I have spent a lot of time trying to unravel the science base and find it gets rather like mediaeval bishops arguing how many seraphims will fit neatly on a pin head.
e.g The tropical troposphere has not heated up as expected by all models.
Data must be wrong.
Ah! the records arw rong because the temperature sensor on the satellite is fooled by darkness .... No. No. the temperature sensors are OK. ... well we haven't taken account of the recession correctly. (All satellites fall prey to Mr Newton's gravity and fall down to earth so their path varies over time) etec,., etc.,
This post gives a small flavour
http://tinyurl.com/68grmr
"Friday, August 12, 2005
Hot Air ALERT..Climate Mongerers at Work "

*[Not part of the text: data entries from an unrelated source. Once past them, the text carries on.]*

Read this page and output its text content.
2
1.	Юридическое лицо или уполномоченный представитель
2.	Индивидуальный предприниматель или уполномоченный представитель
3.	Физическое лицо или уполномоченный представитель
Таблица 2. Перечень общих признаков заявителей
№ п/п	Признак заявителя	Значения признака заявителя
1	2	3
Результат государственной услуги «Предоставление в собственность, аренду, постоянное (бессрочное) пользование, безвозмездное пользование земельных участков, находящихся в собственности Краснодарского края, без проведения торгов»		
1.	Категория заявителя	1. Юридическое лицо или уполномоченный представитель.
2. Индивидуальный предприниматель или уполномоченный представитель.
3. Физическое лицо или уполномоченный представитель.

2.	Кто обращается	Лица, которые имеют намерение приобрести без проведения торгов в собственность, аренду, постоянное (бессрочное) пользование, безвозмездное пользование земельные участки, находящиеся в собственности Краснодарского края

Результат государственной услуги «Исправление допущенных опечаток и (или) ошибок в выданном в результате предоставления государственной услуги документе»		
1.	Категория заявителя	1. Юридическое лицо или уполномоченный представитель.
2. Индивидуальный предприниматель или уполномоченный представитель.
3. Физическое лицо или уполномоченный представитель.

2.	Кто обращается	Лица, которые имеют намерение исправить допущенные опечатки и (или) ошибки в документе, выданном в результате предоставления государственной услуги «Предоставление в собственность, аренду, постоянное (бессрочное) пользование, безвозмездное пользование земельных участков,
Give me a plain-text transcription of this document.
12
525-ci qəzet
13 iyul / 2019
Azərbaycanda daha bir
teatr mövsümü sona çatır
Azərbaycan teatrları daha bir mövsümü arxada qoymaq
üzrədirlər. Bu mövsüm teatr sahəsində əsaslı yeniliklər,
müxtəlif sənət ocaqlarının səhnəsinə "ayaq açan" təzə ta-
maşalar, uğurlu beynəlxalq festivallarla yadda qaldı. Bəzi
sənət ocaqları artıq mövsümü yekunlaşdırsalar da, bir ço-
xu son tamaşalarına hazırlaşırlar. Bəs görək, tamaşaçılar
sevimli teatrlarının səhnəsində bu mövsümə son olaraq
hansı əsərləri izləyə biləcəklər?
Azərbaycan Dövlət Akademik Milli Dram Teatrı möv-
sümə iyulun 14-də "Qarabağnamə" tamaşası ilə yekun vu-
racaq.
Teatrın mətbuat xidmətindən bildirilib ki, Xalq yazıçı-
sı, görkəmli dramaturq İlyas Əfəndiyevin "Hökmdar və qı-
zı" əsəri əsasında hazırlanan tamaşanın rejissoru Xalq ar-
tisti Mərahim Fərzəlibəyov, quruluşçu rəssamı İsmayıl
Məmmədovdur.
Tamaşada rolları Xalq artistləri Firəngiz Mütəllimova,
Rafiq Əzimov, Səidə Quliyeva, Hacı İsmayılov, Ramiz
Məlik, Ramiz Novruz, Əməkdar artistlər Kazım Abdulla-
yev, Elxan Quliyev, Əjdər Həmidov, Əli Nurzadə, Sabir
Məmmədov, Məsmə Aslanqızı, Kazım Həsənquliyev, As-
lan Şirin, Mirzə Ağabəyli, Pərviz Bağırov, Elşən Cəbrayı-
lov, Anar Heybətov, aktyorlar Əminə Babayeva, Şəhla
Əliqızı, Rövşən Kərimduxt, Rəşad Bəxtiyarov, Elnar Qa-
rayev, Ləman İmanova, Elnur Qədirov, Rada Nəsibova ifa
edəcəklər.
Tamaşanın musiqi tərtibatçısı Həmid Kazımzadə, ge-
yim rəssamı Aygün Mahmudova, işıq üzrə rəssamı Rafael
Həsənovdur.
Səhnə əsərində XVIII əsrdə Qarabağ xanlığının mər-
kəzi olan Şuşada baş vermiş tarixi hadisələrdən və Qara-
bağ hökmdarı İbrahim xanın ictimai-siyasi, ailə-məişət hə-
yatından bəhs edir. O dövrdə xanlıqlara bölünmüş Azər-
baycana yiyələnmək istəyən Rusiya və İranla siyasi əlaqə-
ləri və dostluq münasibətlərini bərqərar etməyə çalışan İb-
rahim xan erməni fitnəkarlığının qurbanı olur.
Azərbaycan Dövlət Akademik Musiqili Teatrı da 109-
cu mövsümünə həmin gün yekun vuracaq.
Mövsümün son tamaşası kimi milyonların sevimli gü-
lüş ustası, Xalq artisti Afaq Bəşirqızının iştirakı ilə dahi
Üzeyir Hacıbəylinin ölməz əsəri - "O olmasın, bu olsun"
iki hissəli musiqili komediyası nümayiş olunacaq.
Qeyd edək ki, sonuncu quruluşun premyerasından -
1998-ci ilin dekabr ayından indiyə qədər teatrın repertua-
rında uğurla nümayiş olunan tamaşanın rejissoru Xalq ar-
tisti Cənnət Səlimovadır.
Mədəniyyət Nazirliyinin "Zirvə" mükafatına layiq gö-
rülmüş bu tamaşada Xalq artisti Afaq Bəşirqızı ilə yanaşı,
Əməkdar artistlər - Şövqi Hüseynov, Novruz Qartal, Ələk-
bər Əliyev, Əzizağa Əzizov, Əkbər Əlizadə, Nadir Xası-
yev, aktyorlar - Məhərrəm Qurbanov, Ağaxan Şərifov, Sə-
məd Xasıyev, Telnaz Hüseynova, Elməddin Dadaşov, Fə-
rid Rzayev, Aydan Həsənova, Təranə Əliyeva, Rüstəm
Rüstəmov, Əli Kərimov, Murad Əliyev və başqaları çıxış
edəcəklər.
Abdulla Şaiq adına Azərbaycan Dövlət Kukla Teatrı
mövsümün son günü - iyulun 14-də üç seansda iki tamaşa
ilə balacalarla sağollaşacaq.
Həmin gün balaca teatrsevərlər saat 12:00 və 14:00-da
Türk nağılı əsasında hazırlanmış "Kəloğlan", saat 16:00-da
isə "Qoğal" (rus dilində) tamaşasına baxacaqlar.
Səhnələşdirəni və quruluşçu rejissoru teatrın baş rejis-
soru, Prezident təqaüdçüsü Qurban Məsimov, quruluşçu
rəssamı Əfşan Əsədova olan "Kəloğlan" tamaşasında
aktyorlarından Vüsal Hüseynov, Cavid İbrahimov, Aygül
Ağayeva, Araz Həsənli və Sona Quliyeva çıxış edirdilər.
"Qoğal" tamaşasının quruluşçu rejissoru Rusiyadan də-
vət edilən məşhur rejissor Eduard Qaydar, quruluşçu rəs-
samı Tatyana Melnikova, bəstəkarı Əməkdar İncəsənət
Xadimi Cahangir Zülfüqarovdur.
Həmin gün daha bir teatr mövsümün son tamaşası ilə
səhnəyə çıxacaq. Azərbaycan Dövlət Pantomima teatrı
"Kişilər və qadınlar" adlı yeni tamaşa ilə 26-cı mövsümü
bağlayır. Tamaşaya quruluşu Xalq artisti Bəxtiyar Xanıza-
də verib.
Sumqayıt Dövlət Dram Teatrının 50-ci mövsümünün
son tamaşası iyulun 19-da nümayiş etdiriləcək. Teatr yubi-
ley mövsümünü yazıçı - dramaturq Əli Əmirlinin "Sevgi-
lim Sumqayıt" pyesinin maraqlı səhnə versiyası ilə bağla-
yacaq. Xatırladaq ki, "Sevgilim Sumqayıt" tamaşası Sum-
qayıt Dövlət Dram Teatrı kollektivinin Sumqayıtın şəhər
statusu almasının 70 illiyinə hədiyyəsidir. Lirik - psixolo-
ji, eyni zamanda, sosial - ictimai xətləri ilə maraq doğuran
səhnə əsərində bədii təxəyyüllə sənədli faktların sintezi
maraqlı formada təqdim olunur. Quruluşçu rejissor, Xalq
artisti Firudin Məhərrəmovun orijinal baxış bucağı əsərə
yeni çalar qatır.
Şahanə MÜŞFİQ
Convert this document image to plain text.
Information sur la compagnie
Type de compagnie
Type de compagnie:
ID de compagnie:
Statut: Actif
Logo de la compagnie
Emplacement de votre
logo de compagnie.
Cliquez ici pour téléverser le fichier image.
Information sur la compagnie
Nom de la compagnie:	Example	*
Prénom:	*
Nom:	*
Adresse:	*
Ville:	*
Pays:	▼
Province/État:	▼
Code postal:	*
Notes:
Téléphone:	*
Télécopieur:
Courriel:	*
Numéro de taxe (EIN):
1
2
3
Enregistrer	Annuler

"Research led by the Met Office's Hadley Centre makes the entirely unsurprising conclusion, that; choices made by each research group in constructing climate datasets can have a significant impact. Initially satellite and balloon-based systems used were designed to provide the best possible snapshot of the global weather at any time, rather than to long term monitoring. The new research shows clearly that the choices made in homogenising the data have a particularly strong effect on estimates of climate change – or in simpler terms, if you use different methods…you obtain different results."
Search the site at the link "satellite+temperature"
I declare my interest to being a sceptical scientist. The climate is changing , it has done frequently, anthropogenic effects are negligible and local.
Thank you Mr Ziz. I wasn't aware good sense had started to prevail and that this question was being addressed. It makes one wonder why it was thought sensible to commit £100 billion for windfarms a few weeks ago when the new committee must already have been planned.
As to your observations about the uncertainty of the science, one reason I opine on this subject is that I have looked into much of it myself. I am no scientist but I know nonsense when I hear it and I know that a chain is only as strong as its weakest link.
We see massive areas of (apparently) genuine scientific dispute whether we look at:
- temperature measurements (urban heat effect, accuracy of satellite readings, accuracy of adjustments of old data, range of data points and more)
- CO2 measurements (reliability of ice core data, relevance and accuracy of historic physical measurements, effect of oceans out-gassing and absorbing, effect of population growth regardless of industrialisation and more)
- the sun (correlation v causation of sunspot activity, effect of increased solar activity on clouds, effect of water vapour compared to CO2, effect of solar activity on oceans and more)
- the oceans (ability to absorb man made CO2, cause and effect of oscillations, cause and effect of acidity, cause and effect of marine plantlife and more)
- longevity of CO2 in the atmosphere (is it 5 years, 12 years, 20, 100, 200, 500; what causes it to disappear over time, is longevity always the same and more)
- effect of CO2 in the atmosphere (logarithmic v linear, comparison to water vapour, why no frying when levels high in the past, why no increase in temperatures 1940ish-1960ish, why no increase in temperature since 1998 and more)
- what effect will reduction in human CO2 emissions have?
Then there are the disputes about the IPCC models with their built-in positive feedbacks for CO2, absence of positive feedbacks for other factors and weightings in favour of data which support the IPCC's desired conclusion.
All of that comes before the most important question: is the cost of reducing emissions in proportion to the resulting benefit? The reason the science comes first is, of course, that it is necessary to prove a benefit from reducing emissions before we need give one second of thought to doing so.
Let's hope the new committee will approach the issues objectively. Support for the IPCC position does not necessarily mean the committee has failed, but it will have failed if it examines the evidence with a presumption that the IPCC is correct. It must start with a blank canvass.